И это так приятно - везти их, таких солнечных.
   Моя доченька - девочка с потрясающим аппетитом. Ей вкусно все - звуки, краски, запахи, прикосновения рук, воды, травы, ветра.
Недавно мы попали с ней на уличный концерт. Услышав живую музыку, дочка замерла. Время от времени она протяженно вздыхала и бросала на нас, родителей, счастливый и удивленный взгляд, как на соучастников всего этого волшебства. Видали, что делается? Это ж они, эти дяди и тети, из этих трубочек и деревяшек вот эти звуки вынимают и нам дают. А мы берем, и нам вкусно.
Она обожает книги. Несет книгу, берет меня за руку и кладет на обложку. И сама поуютнее присаживается рядышком. Давай, мамочка, листай, рассказывай. Досмотрели книжку до конца. Берет мою руку и снова кладет на обложку: Начнем сначала, ведь это так интересно.
   Просто диву даешься, как легко и непринужденно выстраивает она отношения между собой и окружающим миром. Будь то музыка, папа, кубик или песок на пляже.
   Папа - это отдельная тема. Она слышит его шаги издалека, он еще не подошел к подъезду, а она уже бежит к дверям: Папа, папа, папа. (Почему-то шепотом, с придыханием). И сколько ликованья, сколько счастья, когда распахивается дверь, и на пороге ПАПА! Как же он гордится тем, что его ТАК встречают.
   О дочке я могу говорить бесконечно. О ней и о внуке.
Если моя маленькая дочка - ученый, который делает по сто открытий в день, то внук - общественный деятель. Он может обаять любого, даже питона в дендрарии, до которого он хочет достучаться через толстое стекло, так обидно разделяющее их.
   Он стоит, все время пританцовывая. Он открыт, ясен и доброжелателен, как депутат, куда-то все время баллотирующийся.
Первое время они играли каждый сам по себе, а сейчас уже начинаются ролевые игры. Быстро-быстро моя доченька убегает от своего племянника, и поджидает его в какой-нибудь из комнат, а когда он, медлительный, нерасторопный, приближается к ней, как же она вскрикивает, хохочет, якобы от внезапности его появления! Испанка и финн, если говорить о темпераменте.
Нет ничего на свете интереснее, чем наблюдать за
этими двумя солнечными чудами.
   Внук поначалу не очень-то принимал взрослую еду - отказывался, выплевывал, давился, уж очень ему нравилось мамино молоко. Но, глядя, с каким удовольствием ест моя дочка, и он начал есть все подряд.
   Как они похожи на галчат, когда широко открывают рты, дождавшись своей очереди.
На днях посадила их за стол, перед каждым тарелка с
кашей, зазвонил телефон, и я вышла из кухни. Когда вернулась, увидела потрясающую картину: дети кормили друг друга.

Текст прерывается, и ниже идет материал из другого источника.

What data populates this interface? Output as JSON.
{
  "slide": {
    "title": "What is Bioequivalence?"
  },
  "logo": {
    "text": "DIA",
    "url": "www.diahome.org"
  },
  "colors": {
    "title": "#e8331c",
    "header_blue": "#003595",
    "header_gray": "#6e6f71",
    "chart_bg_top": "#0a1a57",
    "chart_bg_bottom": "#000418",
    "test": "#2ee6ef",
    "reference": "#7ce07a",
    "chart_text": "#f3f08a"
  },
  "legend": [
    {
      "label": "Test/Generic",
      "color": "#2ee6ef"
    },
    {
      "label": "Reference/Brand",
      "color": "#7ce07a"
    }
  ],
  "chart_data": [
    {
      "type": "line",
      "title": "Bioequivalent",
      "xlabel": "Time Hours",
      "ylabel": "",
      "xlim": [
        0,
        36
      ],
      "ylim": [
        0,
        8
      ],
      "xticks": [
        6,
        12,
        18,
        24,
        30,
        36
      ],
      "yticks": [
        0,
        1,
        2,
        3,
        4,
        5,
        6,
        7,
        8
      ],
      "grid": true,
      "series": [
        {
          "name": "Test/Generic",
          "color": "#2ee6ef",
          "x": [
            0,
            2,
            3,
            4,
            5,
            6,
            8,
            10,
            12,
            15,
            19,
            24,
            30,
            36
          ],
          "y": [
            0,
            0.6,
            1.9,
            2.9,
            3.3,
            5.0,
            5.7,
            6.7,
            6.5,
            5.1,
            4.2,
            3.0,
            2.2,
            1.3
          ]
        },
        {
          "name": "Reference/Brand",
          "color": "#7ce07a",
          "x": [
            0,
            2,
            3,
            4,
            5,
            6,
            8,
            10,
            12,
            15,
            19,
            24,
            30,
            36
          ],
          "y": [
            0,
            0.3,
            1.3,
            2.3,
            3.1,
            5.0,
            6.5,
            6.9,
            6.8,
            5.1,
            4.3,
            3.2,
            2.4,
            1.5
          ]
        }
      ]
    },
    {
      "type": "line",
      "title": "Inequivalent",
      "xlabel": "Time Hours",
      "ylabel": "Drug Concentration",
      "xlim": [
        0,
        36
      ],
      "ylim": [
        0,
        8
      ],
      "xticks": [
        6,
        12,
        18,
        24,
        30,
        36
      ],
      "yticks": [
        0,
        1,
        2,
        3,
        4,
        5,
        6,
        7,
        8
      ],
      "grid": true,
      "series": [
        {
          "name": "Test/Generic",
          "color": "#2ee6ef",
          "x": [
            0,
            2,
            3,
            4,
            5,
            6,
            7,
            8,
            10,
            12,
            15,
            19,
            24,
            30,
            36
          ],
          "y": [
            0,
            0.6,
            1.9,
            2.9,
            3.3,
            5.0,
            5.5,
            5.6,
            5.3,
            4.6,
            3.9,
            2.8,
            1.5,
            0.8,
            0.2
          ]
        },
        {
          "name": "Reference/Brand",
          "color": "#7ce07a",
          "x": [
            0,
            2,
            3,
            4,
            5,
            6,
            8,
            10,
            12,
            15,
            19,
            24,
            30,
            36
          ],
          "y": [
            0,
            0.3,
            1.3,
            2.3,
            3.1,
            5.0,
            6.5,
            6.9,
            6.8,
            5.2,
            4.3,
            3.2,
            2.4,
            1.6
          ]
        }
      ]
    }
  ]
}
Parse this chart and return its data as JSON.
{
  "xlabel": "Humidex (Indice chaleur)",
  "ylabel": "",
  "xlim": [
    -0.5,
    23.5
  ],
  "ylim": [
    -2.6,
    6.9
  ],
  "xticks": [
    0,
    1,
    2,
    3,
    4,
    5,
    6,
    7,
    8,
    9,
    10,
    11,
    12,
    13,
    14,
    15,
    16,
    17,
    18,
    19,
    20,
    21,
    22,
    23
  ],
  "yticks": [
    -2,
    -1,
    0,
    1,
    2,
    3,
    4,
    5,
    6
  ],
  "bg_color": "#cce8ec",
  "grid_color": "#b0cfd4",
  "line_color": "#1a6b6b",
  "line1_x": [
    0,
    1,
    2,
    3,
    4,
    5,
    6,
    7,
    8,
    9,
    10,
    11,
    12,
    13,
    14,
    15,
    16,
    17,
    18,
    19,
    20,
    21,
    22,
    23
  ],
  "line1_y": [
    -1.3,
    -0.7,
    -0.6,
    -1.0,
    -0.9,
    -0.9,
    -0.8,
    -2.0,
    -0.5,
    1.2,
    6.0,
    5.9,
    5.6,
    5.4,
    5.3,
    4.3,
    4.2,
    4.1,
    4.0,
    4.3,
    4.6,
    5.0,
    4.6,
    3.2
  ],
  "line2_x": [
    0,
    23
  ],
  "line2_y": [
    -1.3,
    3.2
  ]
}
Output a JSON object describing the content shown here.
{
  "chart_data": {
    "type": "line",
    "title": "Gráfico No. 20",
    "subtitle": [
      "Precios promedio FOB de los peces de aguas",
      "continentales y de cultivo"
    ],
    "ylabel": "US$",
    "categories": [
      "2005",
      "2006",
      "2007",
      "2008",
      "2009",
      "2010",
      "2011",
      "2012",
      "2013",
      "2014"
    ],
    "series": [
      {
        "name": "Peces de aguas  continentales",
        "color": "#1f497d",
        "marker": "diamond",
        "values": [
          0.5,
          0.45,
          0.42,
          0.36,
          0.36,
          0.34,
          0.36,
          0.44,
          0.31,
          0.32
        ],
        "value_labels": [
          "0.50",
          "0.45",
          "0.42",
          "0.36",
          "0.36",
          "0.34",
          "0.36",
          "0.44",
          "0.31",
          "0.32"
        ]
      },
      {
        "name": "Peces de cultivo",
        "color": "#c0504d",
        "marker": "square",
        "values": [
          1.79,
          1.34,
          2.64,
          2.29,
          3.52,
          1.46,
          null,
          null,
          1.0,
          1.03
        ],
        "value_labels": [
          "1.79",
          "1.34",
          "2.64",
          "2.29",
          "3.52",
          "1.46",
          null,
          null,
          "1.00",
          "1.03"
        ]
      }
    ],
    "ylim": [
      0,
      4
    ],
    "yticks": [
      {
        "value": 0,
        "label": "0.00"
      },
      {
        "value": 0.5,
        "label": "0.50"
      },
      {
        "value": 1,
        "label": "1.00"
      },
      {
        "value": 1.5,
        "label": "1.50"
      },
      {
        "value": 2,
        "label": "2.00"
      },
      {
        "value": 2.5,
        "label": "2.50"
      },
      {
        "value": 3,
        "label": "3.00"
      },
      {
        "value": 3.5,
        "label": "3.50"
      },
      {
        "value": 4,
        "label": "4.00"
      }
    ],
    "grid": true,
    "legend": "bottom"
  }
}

И ведь попадали друг другу в рот, старательно вытягивая навстречу друг другу шеи.
   Если самостоятельность начинается с того, чтобы самостоятельно поесть, то у наших она началась с того, чтобы накормить другого. Шаг по лестнице вверх через ступеньку.
   Мы не сравниваем наших детей: кто, когда пошел, какой у кого вес, сколько зубов, слов, навыков.
   Мы не торопим события, мы просто наслаждаемся. 
Ура! У моей доченьки
прорезался первый зуб. Через месяц прорезался и у моего внука. Ура!
Ура! Мой внук научился сам залезать и слезать с кровати. Через неделю и дочка научилась. Ура! 
Ура! Мой внук пошел! Через четыре дня пошла и доченька. И не пошла, а сразу побежала! Ура!
Какая жизнь! И как много восторженного "Ура!" еще впереди!
 
  
  
  
  

 Ваша оценка:

Связаться с программистом сайта.

Новые книги авторов СИ, вышедшие из печати:
О.Болдырева "Крадуш. Чужие души" М.Николаев "Вторжение на Землю"

Как попасть в этoт список
Сайт - "Художники" .. || .. Доска об'явлений "Книги"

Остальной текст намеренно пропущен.